Oregon lawmakers urge HHS to fix costly glitch

LOFT youth homeless shelter lost grant funds

Bend teen shelter faces funding loss

WASHINGTON - Oregon Rep. Greg Walden and senators Jeff Merkley and Ron Wyden sent a letter Monday to Health and Human Services Secretary Kathleen Sebelius regarding an online submission tool glitch that cost the LOFT youth homeless shelter in Bend a key grant.

The shelter recently lost their primary federal grant funding because of a glitch in the website used to process the application.

The letter calls on Secretary Sebelius to ensure that their grant application process is improved so that a glitch such as this does not happen again, and asks how HHS plans to prevent similar situations during future grant solicitations.

Earlier this fall, the Cascade Youth & Family Center and its LOFT program said it received a federal Street Outreach grant of about $109,000.

But a Walden aide said that apparently is a different, one-time grant, not the 5-year grant they rely on for 70 percent of their funding

Here's the full text of the three lawmakers' letter:

Dear Secretary Sebelius:

We write regarding a grant application submitted to the Administration for Children and Families (ACF) by the Cascade Youth and Family Center in Bend, Oregon.
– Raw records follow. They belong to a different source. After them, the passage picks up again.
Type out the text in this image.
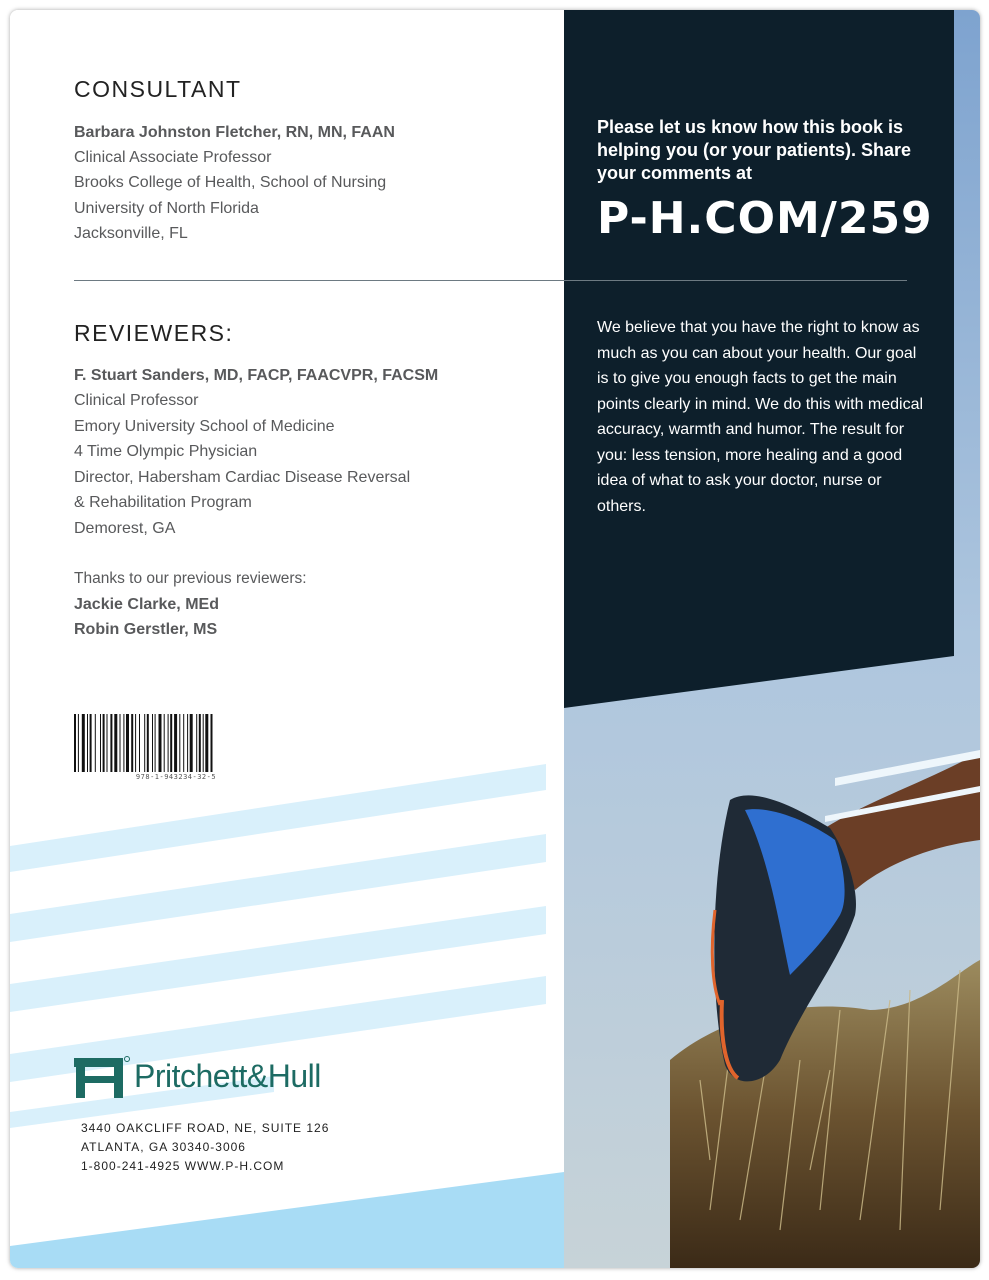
CONSULTANT
Barbara Johnston Fletcher, RN, MN, FAAN
Clinical Associate Professor
Brooks College of Health, School of Nursing
University of North Florida
Jacksonville, FL
REVIEWERS:
F. Stuart Sanders, MD, FACP, FAACVPR, FACSM
Clinical Professor
Emory University School of Medicine
4 Time Olympic Physician
Director, Habersham Cardiac Disease Reversal
& Rehabilitation Program
Demorest, GA
Thanks to our previous reviewers:
Jackie Clarke, MEd
Robin Gerstler, MS
978-1-943234-32-5
Pritchett&Hull
3440 OAKCLIFF ROAD, NE, SUITE 126
ATLANTA, GA 30340-3006
1-800-241-4925 WWW.P-H.COM
Please let us know how this book is helping you (or your patients). Share your comments at
P-H.COM/259
We believe that you have the right to know as much as you can about your health. Our goal is to give you enough facts to get the main points clearly in mind. We do this with medical accuracy, warmth and humor. The result for you: less tension, more healing and a good idea of what to ask your doctor, nurse or others.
The organization operates a youth homeless shelter called Living Options for Teens (LOFT), which since 2003 has served countless young men and women with a wide variety of programs and services.

The grant has been awarded in the past, but was not this time. According to information provided by the federal program, the grant application did not contain budget and budget justification documents. Those documents, of course, are vital to the award of any grant.

In its September 30, 2012 grant denial letter to the LOFT, ACF stated "the applicant failed to include a detailed line-item budget" within its grant request. However, according to the LOFT program, and as evidenced by the documents submitted to our offices, the LOFT program's request did in fact include a full budget and justification document. In fact, the LOFT's director was able to view its completed grant application, including all necessary documents, upon logging onto its profile.

The director of the LOFT program believes it was because of an error in the program that was used to upload the grant application. That error, according to the director, caused the grant application to be re-formatted and caused it to be longer than required by the rules for the grant.

According to the LOFT program director, an HHS official confirmed the software glitch was of no fault of the LOFT program, but stated that because the submission deadline had passed there was nothing that could be done.

Since, HHS has told congressional staff that the grant application was too long, and that the budget documents weren't considered for that reason. The LOFT program director is adamant that the application met the length requirements set by the grant application rules.

I'm sure you would agree that an answer of that nature is very frustrating, and unhelpful. While we certainly understand that software problems can occur, we do not believe that a glitch provides sufficient cause to deny an organization's grant request – particularly one that has done all in their power to fully comply with the government's requirements.

We understand that money for the grant has already been awarded, and that a re-evaluation of the grant proposals themselves is problematic. We strongly urge, however, that HHS take steps to make sure that its grant application works properly.

We also ask that HHS improve the grant application system to warn applicants if there is an error in the upload process, or if the applicants have made errors in their efforts to upload their documents. If the LOFT program had been aware that its budget documents had been cut off in the uploading process, it would have taken steps to make sure those documents had been included. Instead, the LOFT program had no opportunity to correct a situation that it believes was not of its making.

Please let us know how HHS plans to prevent similar situations during future grant solicitations.

The LOFT program provides an invaluable service to the residents of Bend and its surrounding areas, and we hope that this matter can be resolved quickly so that it may continue to serve its community. We look forward to your timely response to this important issue.